What We Have Learned From Social Distancing

This spring, as with every spring, we expected the dead of winter to regenerate into the birth of new life. Flowers bloom, tree leaves turn robust green, fresh spring rain irrigates the land with the smell of cleanliness and baseball optimism abounds as the sound of bats hitting balls remind us of the New Year where there is a sense of great things to happen with our home team.

But that did not happen this year. Oh, all of those Mother Nature events happened, we just did not notice. We, as a nation were hunkering down trying to fight off an epidemic not seen in ages. To combat this predicted calamity, we started a program called social distancing. We started washing our hands more.

We took our shoes off before entering the home. We checked our temperature every day and of course we did not dare to touch door handles, countertops, fences, bathroom toilets or sinks or anything else that might give us a virus that could be deadly. Eventually, with government intervention and with research from the health community, we started to see the epidemic subside so that we could get back to somewhat of a normal state of society.

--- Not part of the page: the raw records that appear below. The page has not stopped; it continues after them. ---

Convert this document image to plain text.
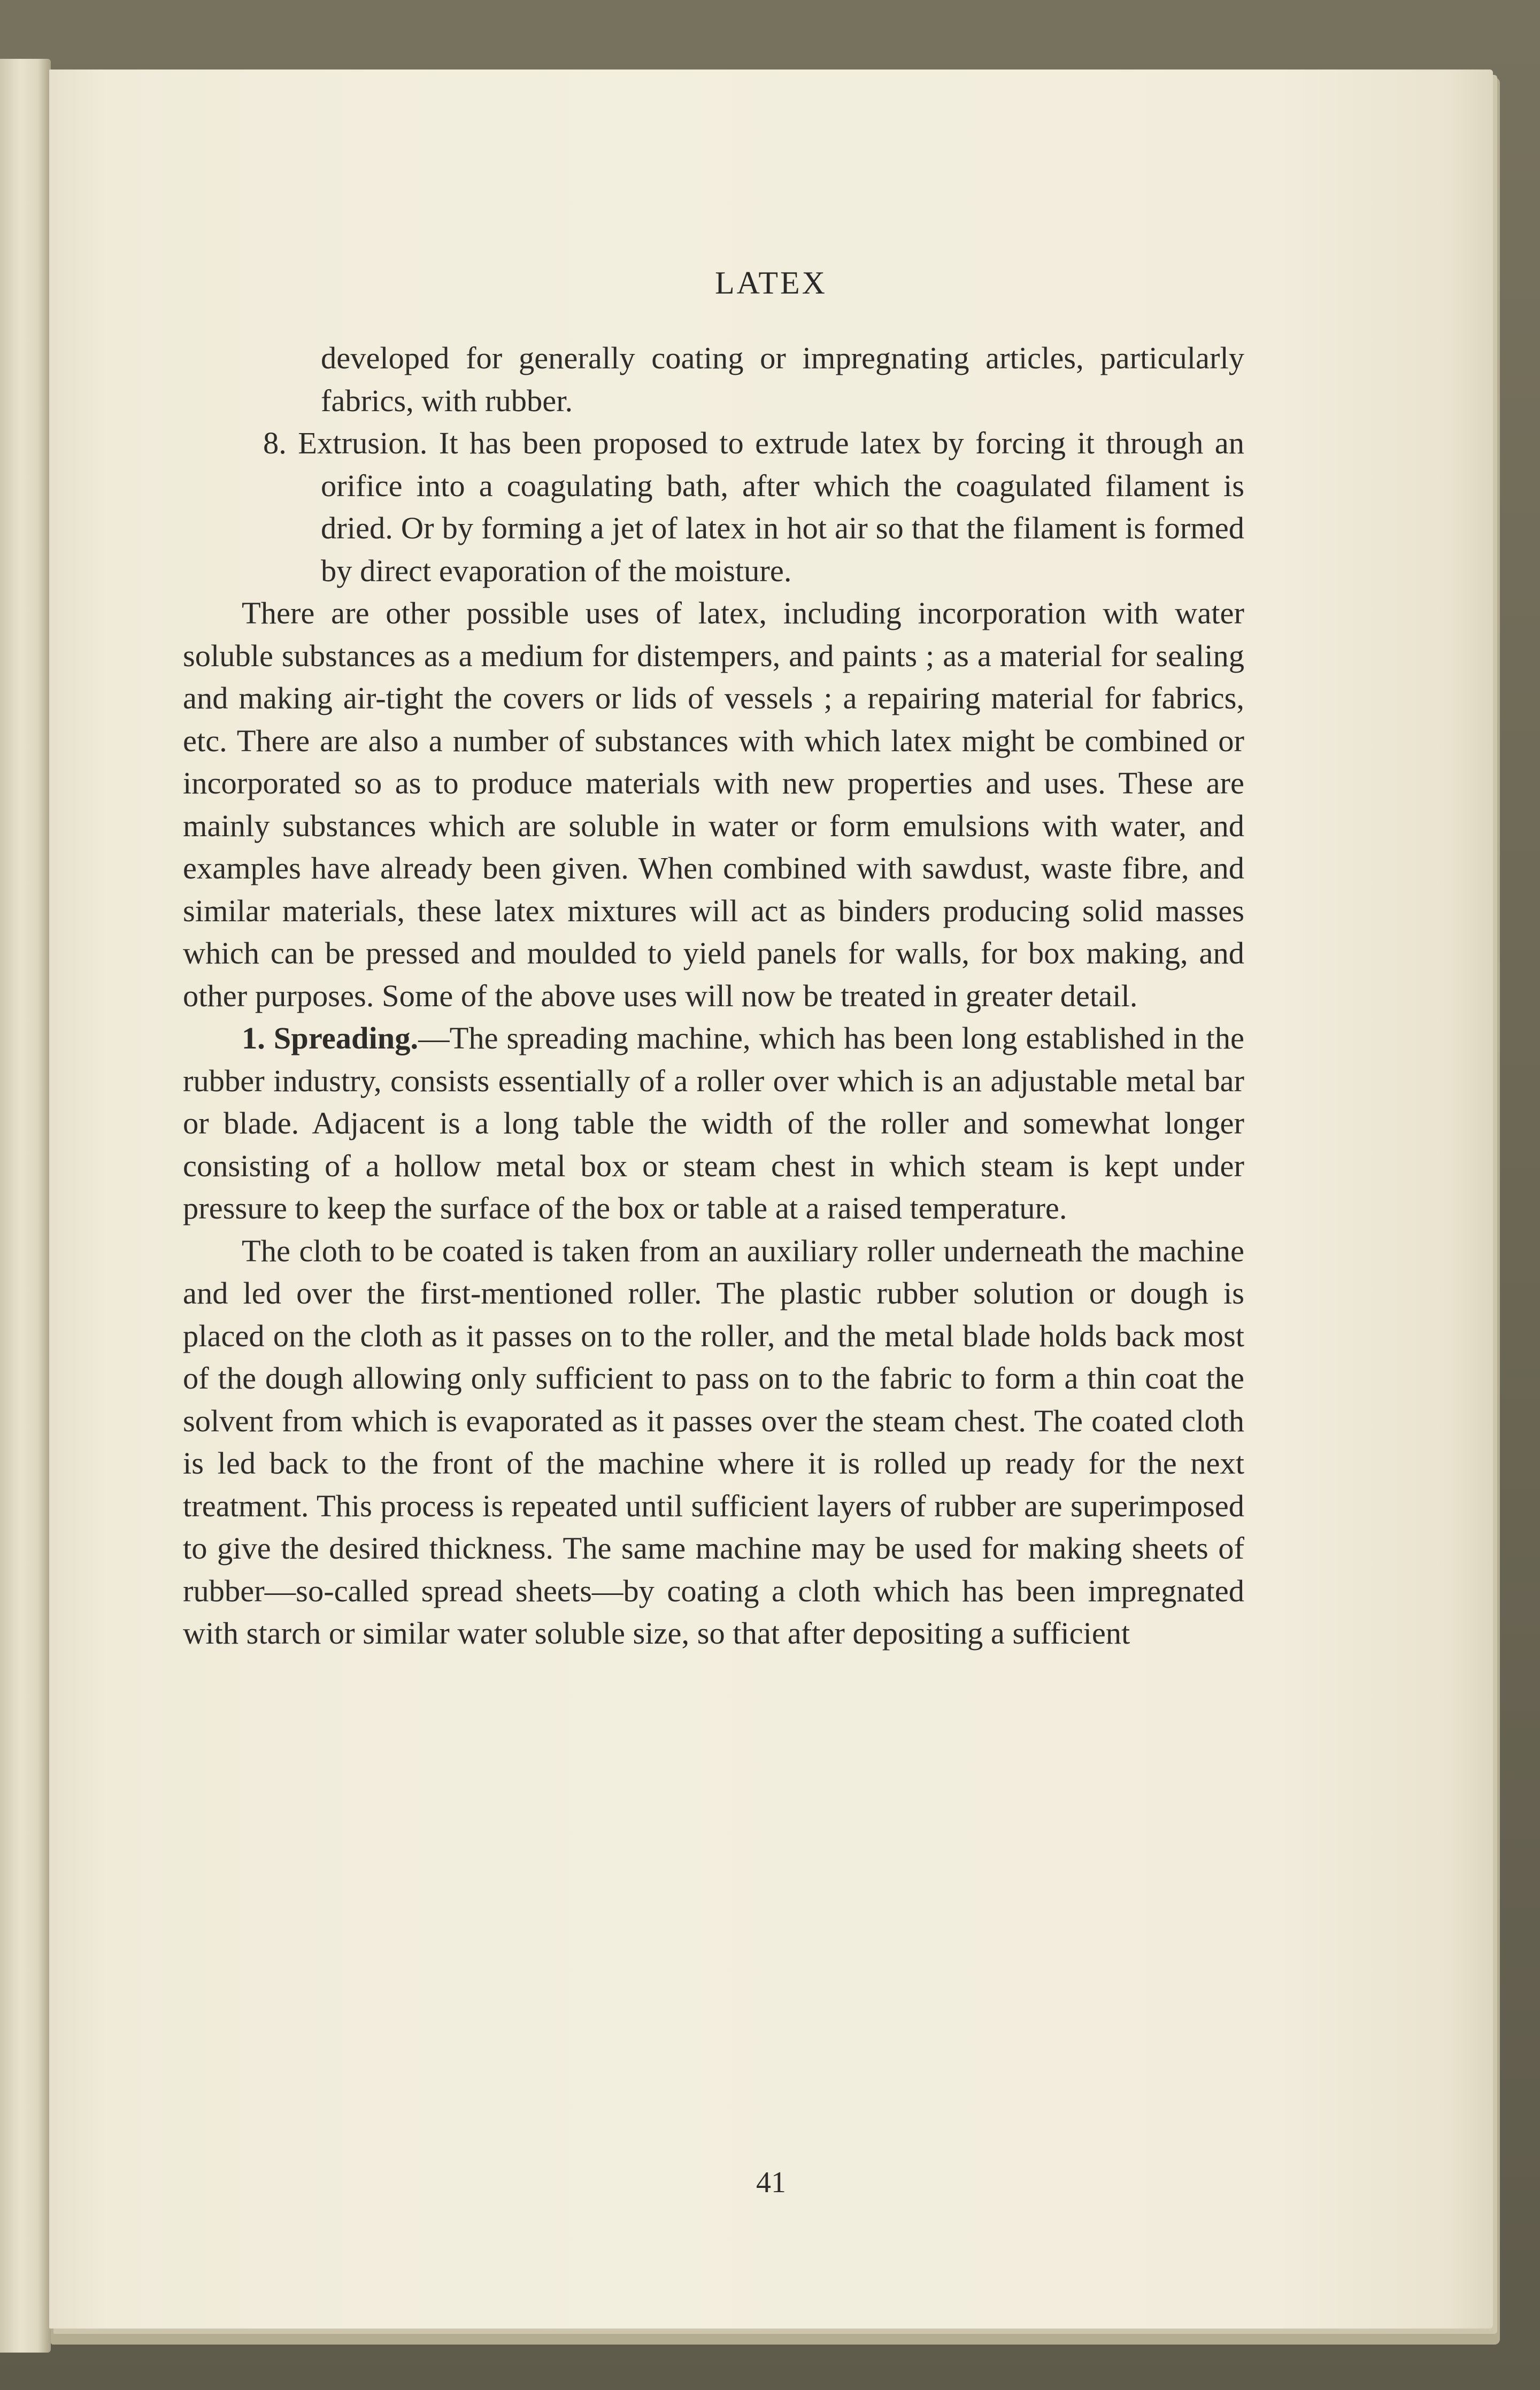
LATEX

developed for generally coating or impregnating articles, particularly fabrics, with rubber.

8. Extrusion. It has been proposed to extrude latex by forcing it through an orifice into a coagulating bath, after which the coagulated filament is dried. Or by forming a jet of latex in hot air so that the filament is formed by direct evaporation of the moisture.

There are other possible uses of latex, including incorporation with water soluble substances as a medium for distempers, and paints ; as a material for sealing and making air-tight the covers or lids of vessels ; a repairing material for fabrics, etc. There are also a number of substances with which latex might be combined or incorporated so as to produce materials with new properties and uses. These are mainly substances which are soluble in water or form emulsions with water, and examples have already been given. When combined with sawdust, waste fibre, and similar materials, these latex mixtures will act as binders producing solid masses which can be pressed and moulded to yield panels for walls, for box making, and other purposes. Some of the above uses will now be treated in greater detail.

1. Spreading.—The spreading machine, which has been long established in the rubber industry, consists essentially of a roller over which is an adjustable metal bar or blade. Adjacent is a long table the width of the roller and somewhat longer consisting of a hollow metal box or steam chest in which steam is kept under pressure to keep the surface of the box or table at a raised temperature.

The cloth to be coated is taken from an auxiliary roller underneath the machine and led over the first-mentioned roller. The plastic rubber solution or dough is placed on the cloth as it passes on to the roller, and the metal blade holds back most of the dough allowing only sufficient to pass on to the fabric to form a thin coat the solvent from which is evaporated as it passes over the steam chest. The coated cloth is led back to the front of the machine where it is rolled up ready for the next treatment. This process is repeated until sufficient layers of rubber are superimposed to give the desired thickness. The same machine may be used for making sheets of rubber—so-called spread sheets—by coating a cloth which has been impregnated with starch or similar water soluble size, so that after depositing a sufficient

41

That has not fully occurred as of this date. I am not sure that we will ever see the normal we once knew. There has been a rebirth, so to speak, of innovation that has occurred. We all now know how to use Zoom or Google Hangouts to host meetings.

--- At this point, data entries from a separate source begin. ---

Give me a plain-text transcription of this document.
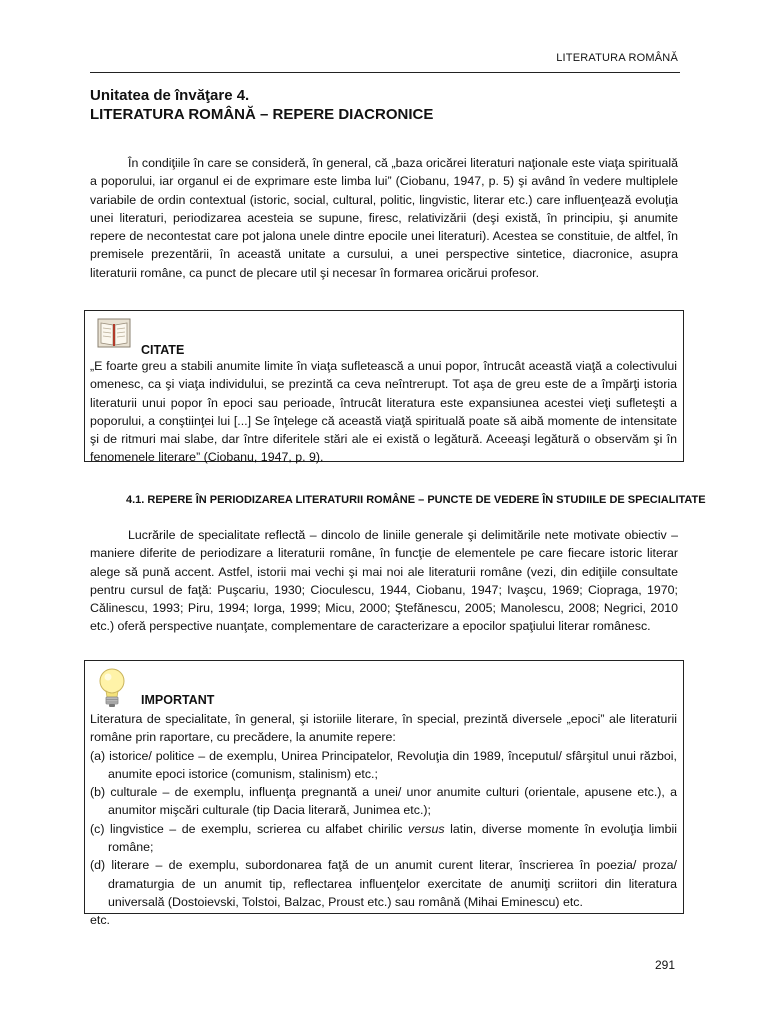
LITERATURA ROMÂNĂ
Unitatea de învăţare 4.
LITERATURA ROMÂNĂ – REPERE DIACRONICE
În condiţiile în care se consideră, în general, că „baza oricărei literaturi naţionale este viaţa spirituală a poporului, iar organul ei de exprimare este limba lui” (Ciobanu, 1947, p. 5) şi având în vedere multiplele variabile de ordin contextual (istoric, social, cultural, politic, lingvistic, literar etc.) care influenţează evoluţia unei literaturi, periodizarea acesteia se supune, firesc, relativizării (deşi există, în principiu, şi anumite repere de necontestat care pot jalona unele dintre epocile unei literaturi). Acestea se constituie, de altfel, în premisele prezentării, în această unitate a cursului, a unei perspective sintetice, diacronice, asupra literaturii române, ca punct de plecare util şi necesar în formarea oricărui profesor.
CITATE
„E foarte greu a stabili anumite limite în viaţa sufletească a unui popor, întrucât această viaţă a colectivului omenesc, ca şi viaţa individului, se prezintă ca ceva neîntrerupt. Tot aşa de greu este de a împărţi istoria literaturii unui popor în epoci sau perioade, întrucât literatura este expansiunea acestei vieţi sufleteşti a poporului, a conştiinţei lui [...] Se înţelege că această viaţă spirituală poate să aibă momente de intensitate şi de ritmuri mai slabe, dar între diferitele stări ale ei există o legătură. Aceeaşi legătură o observăm şi în fenomenele literare” (Ciobanu, 1947, p. 9).
4.1. REPERE ÎN PERIODIZAREA LITERATURII ROMÂNE – PUNCTE DE VEDERE ÎN STUDIILE DE SPECIALITATE
Lucrările de specialitate reflectă – dincolo de liniile generale şi delimitările nete motivate obiectiv – maniere diferite de periodizare a literaturii române, în funcţie de elementele pe care fiecare istoric literar alege să pună accent. Astfel, istorii mai vechi şi mai noi ale literaturii române (vezi, din ediţiile consultate pentru cursul de faţă: Puşcariu, 1930; Cioculescu, 1944, Ciobanu, 1947; Ivaşcu, 1969; Ciopraga, 1970; Călinescu, 1993; Piru, 1994; Iorga, 1999; Micu, 2000; Ştefănescu, 2005; Manolescu, 2008; Negrici, 2010 etc.) oferă perspective nuanţate, complementare de caracterizare a epocilor spaţiului literar românesc.
IMPORTANT
Literatura de specialitate, în general, şi istoriile literare, în special, prezintă diversele „epoci” ale literaturii române prin raportare, cu precădere, la anumite repere:
(a) istorice/ politice – de exemplu, Unirea Principatelor, Revoluţia din 1989, începutul/ sfârşitul unui război, anumite epoci istorice (comunism, stalinism) etc.;
(b) culturale – de exemplu, influenţa pregnantă a unei/ unor anumite culturi (orientale, apusene etc.), a anumitor mişcări culturale (tip Dacia literară, Junimea etc.);
(c) lingvistice – de exemplu, scrierea cu alfabet chirilic versus latin, diverse momente în evoluţia limbii române;
(d) literare – de exemplu, subordonarea faţă de un anumit curent literar, înscrierea în poezia/ proza/ dramaturgia de un anumit tip, reflectarea influenţelor exercitate de anumiţi scriitori din literatura universală (Dostoievski, Tolstoi, Balzac, Proust etc.) sau română (Mihai Eminescu) etc.
etc.
291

Family, friends and business has used these devices to help fight off the stay at home initiative imposed on all of us. We have learned to stay in touch and conduct business this way that in the long run may be beneficial in cost cutting travel. We have learned to walk more, another way of life that may have been missed by a majority of Americans.

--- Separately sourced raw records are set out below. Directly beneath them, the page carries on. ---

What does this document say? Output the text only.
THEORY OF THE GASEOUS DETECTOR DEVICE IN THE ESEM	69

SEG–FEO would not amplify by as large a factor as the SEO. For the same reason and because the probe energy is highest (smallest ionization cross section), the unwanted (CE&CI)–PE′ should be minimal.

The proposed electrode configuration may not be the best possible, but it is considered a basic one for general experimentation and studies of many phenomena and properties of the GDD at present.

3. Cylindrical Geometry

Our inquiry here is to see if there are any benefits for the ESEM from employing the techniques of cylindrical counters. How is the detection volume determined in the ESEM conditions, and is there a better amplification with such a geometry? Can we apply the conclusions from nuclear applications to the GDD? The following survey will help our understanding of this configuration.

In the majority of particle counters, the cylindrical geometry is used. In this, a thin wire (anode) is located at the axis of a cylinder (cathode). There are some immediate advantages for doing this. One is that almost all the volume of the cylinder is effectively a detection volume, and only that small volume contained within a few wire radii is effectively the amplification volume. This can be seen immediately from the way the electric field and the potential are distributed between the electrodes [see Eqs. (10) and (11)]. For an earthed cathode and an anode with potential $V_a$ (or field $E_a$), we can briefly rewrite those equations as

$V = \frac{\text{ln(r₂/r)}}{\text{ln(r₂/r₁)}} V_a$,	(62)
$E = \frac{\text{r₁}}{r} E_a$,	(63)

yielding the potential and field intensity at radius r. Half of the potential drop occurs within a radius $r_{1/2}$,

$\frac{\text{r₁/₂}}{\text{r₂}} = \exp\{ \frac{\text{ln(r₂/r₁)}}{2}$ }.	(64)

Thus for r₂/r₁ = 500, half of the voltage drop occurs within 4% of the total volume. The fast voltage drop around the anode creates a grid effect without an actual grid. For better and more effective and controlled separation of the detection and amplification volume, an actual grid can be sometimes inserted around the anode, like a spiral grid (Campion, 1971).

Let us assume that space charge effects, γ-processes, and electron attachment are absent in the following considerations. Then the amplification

We also have learned that automation is an outstanding way to make life easier and healthier. A company called Autoslide developed an automation system that opens and closes doors with a simple wave. They will be installing these doors in restaurants and office buildings everywhere.

The company CEO Mark Hancock was quick to point out that. germ prevention is now the norm. We also have seen a rise in kindness and charitable contribution in volunteering. The economy has been decimated, so I believe that the contributions in funding will be challenging for quite some time, but the next best thing, volunteering is something that we all should do more of.